Figure 9. Remodeling in chronic stroke was investigated with a permanent dMCAO model.

Blood flow was measured in both diving arterioles and ascending venules. (A) Regional blood flow was estimated as a function of distance between the MCA and ACA supplied territories. While flow was relatively uniform before occlusion, a gradient in flow was observed after one week permanent dMCAO. (B) Flow was reduced on the MCA side, while flow was preserved near the ACA side, showing the impact of the collateral ACA supply. (C–D) Diameter changes were evident in both MCA and ACA arteries as well as collaterals. (E) Doppler OCT revealed a reversal in flow direction in major MCA branches. This flow reversal is due to the large pressure drop in the occluded branches, and may be further enhanced by collateral growth and artery dilation.

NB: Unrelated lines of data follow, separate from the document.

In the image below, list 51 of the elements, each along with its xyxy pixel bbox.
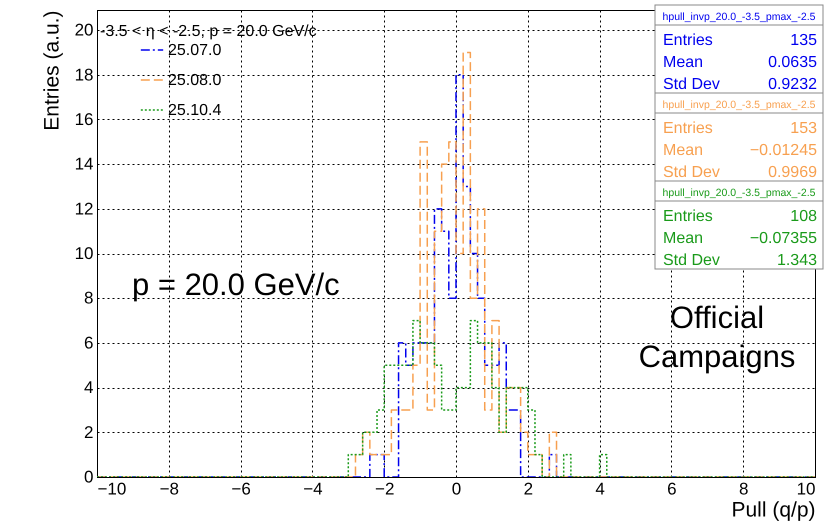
- annotation: Std Dev: [663, 76, 720, 93]
- legend-label: 25.07.0: [168, 42, 222, 59]
- x-tick-label: 4: [595, 480, 605, 498]
- annotation: Mean: [663, 230, 704, 247]
- annotation: hpull_invp_20.0_-3.5_pmax_-2.5: [662, 99, 816, 111]
- x-tick-label: 6: [667, 480, 677, 498]
- annotation: hpull_invp_20.0_-3.5_pmax_-2.5: [662, 11, 816, 23]
- y-tick-label: 4: [84, 378, 94, 398]
- legend-label: 25.10.4: [168, 102, 222, 119]
- y-tick-label: 20: [74, 20, 94, 40]
- annotation: p = 20.0 GeV/c: [132, 267, 340, 302]
- x-tick-label: −6: [231, 480, 251, 498]
- annotation: Official: [670, 300, 764, 335]
- x-axis-title: Pull (q/p): [731, 498, 816, 522]
- annotation: 135: [790, 32, 818, 49]
- y-tick-label: 10: [74, 244, 94, 264]
- x-tick-label: 2: [524, 480, 534, 498]
- annotation: 0.0635: [768, 54, 818, 71]
- y-tick-label: 16: [74, 110, 94, 129]
- y-tick-label: 6: [84, 333, 94, 352]
- y-axis-title: Entries (a.u.): [40, 10, 64, 131]
- annotation: Entries: [663, 32, 713, 49]
- annotation: 1.343: [776, 252, 818, 269]
- annotation: 0.9232: [768, 76, 818, 93]
- x-tick-label: −4: [303, 480, 323, 498]
- annotation: Entries: [663, 120, 713, 137]
- y-tick-label: 0: [84, 468, 94, 486]
- annotation: −0.01245: [750, 142, 818, 159]
- x-tick-label: 8: [738, 480, 748, 498]
- x-tick-label: −8: [160, 480, 179, 498]
- annotation: 153: [790, 120, 818, 137]
- annotation: Mean: [663, 142, 704, 159]
- annotation: Std Dev: [663, 164, 720, 181]
- x-tick-label: −10: [98, 480, 126, 498]
- annotation: Mean: [663, 54, 704, 71]
- legend-label: 25.08.0: [168, 72, 222, 89]
- y-tick-label: 8: [84, 288, 94, 308]
- annotation: −0.07355: [750, 230, 818, 247]
- annotation: Campaigns: [638, 339, 796, 374]
- y-tick-label: 18: [74, 65, 94, 84]
- y-tick-label: 12: [74, 199, 94, 218]
- annotation: hpull_invp_20.0_-3.5_pmax_-2.5: [662, 187, 816, 199]
- y-tick-label: 14: [74, 154, 94, 174]
- annotation: Std Dev: [663, 252, 720, 269]
- annotation: 108: [790, 208, 818, 225]
- annotation: 0.9969: [768, 164, 818, 181]
- annotation: Entries: [663, 208, 713, 225]
- x-tick-label: 0: [452, 480, 462, 498]
- x-tick-label: −2: [375, 480, 394, 498]
- y-tick-label: 2: [84, 422, 94, 442]
- x-tick-label: 10: [796, 480, 816, 498]
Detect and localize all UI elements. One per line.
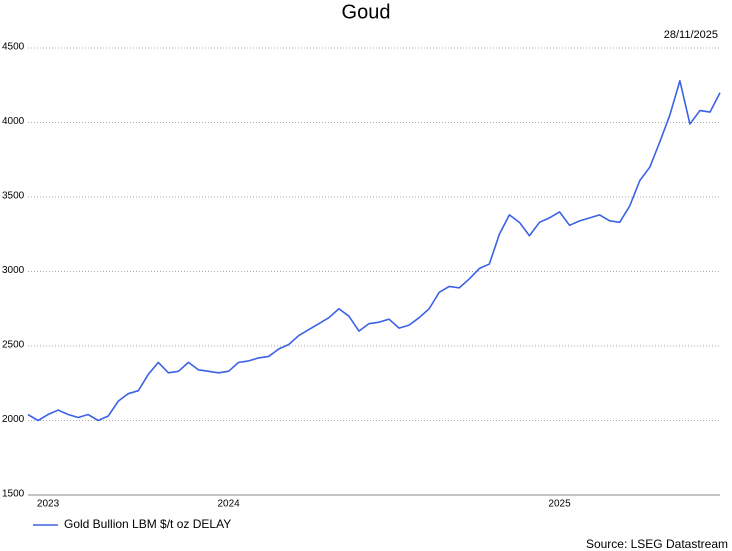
- x-tick-label: 2024: [217, 499, 240, 510]
- data-line: [27, 79, 721, 422]
- date-label: 28/11/2025: [664, 29, 718, 41]
- y-tick-label: 2500: [2, 340, 25, 351]
- x-tick-label: 2023: [37, 499, 60, 510]
- source-label: Source: LSEG Datastream: [586, 537, 728, 551]
- y-tick-label: 3000: [2, 265, 25, 276]
- x-tick-label: 2025: [548, 499, 571, 510]
- legend-label: Gold Bullion LBM $/t oz DELAY: [64, 517, 231, 531]
- chart-title: Goud: [342, 1, 391, 23]
- y-tick-label: 4500: [2, 42, 25, 53]
- y-tick-label: 4000: [2, 116, 25, 127]
- y-tick-label: 3500: [2, 191, 25, 202]
- y-tick-label: 1500: [2, 489, 25, 500]
- y-tick-label: 2000: [2, 414, 25, 425]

Figure 10. OCT angiography suggested remodeling in the border zone during distal MCAO.

Angiograms were acquired over a 1.5 mm x 1.5 mm field-of-view with a transverse resolution of 3.6 µm before (A) and after (B) one week permanent dMCAO. (C–D) Zoomed images show pial collateral growth (solid white arrows), dural vessel dilation (dotted white arrow), and a more irregular capillary bed (green), suggesting angiogenesis.